Uma carta elaborada por juristas foi levada a organismos internacionais para pressionar o pais a adotar medidas de apoio a vítimas de crimes sexuais e de gênero.

Sete anos depois do caso que mobilizou a opinião pública e debates jurídicos no Brasil, o episódio envolvendo Mariana Ferrer continua a influenciar discussões sobre violência sexual, o tratamento de vítimas no sistema de Justiça e a necessidade de reformas legais. O caso, ocorrido em dezembro de 2018, ganhou notoriedade não apenas pelo crime em si, mas pela forma como a jovem foi tratada durante a audiência judicial, quando foi humilhada e teve sua honra atacada pela defesa do acusado.

A repercussão levou à promulgação da Lei nº 14.245/2021, conhecida como Lei Mariana Ferrer, que visa coibir a humilhação de vítimas e testemunhas nos processos judiciais e estabelecer sanções para atos que atentem contra a dignidade das vítimas. A legislação resultou de um amplo debate no Congresso Nacional e buscou responder às críticas sobre a revitimização dentro da Justiça brasileira.

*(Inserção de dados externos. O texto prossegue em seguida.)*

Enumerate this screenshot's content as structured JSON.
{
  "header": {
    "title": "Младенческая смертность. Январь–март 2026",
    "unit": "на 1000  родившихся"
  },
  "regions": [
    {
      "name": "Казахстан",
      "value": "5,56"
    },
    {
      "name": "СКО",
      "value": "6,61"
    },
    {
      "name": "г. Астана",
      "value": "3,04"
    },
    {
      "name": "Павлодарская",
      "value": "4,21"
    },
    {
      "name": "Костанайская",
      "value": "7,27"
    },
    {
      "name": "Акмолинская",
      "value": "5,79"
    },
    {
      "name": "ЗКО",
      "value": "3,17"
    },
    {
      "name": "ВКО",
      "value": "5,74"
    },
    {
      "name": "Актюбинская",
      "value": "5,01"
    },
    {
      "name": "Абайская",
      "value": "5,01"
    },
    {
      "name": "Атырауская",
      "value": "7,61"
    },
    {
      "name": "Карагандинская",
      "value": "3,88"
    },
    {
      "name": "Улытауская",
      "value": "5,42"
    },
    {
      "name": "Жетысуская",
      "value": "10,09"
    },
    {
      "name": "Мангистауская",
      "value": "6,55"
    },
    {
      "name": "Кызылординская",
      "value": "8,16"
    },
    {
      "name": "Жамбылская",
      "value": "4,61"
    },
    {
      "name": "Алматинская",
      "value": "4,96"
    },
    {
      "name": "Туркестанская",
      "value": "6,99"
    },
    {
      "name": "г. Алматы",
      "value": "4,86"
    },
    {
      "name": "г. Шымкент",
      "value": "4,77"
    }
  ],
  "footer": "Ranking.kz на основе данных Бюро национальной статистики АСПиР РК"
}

Em 2025, o caso voltou ao centro das atenções com recursos e pedidos apresentados ao Supremo Tribunal Federal (STF), incluindo ações que questionam a validade de audiências marcadas por condutas consideradas viciadas e ofensivas à dignidade da vítima. Organizações como o Instituto Brasileiro de Atenção e Proteção Integral às Vítimas (Pró-Vítima) atuam como amicus curiae, defendendo que nenhum processo penal pode ocorrer sem respeito à centralidade da palavra da vítima.

Além disso, ativistas, juristas e representantes de direitos humanos elaboraram uma Carta de Prerrogativas para as Vítimas, apresentada à Organização das Nações Unidas (ONU), na qual pedem que o Brasil adote a chamada lei do consentimento. A proposta é inspirada em mudanças recentes no direito penal italiano, que passaram a definir claramente que “sexo sem consentimento livre e atual é estupro”, reforçando a importância do consentimento consciente na caracterização da violência sexual.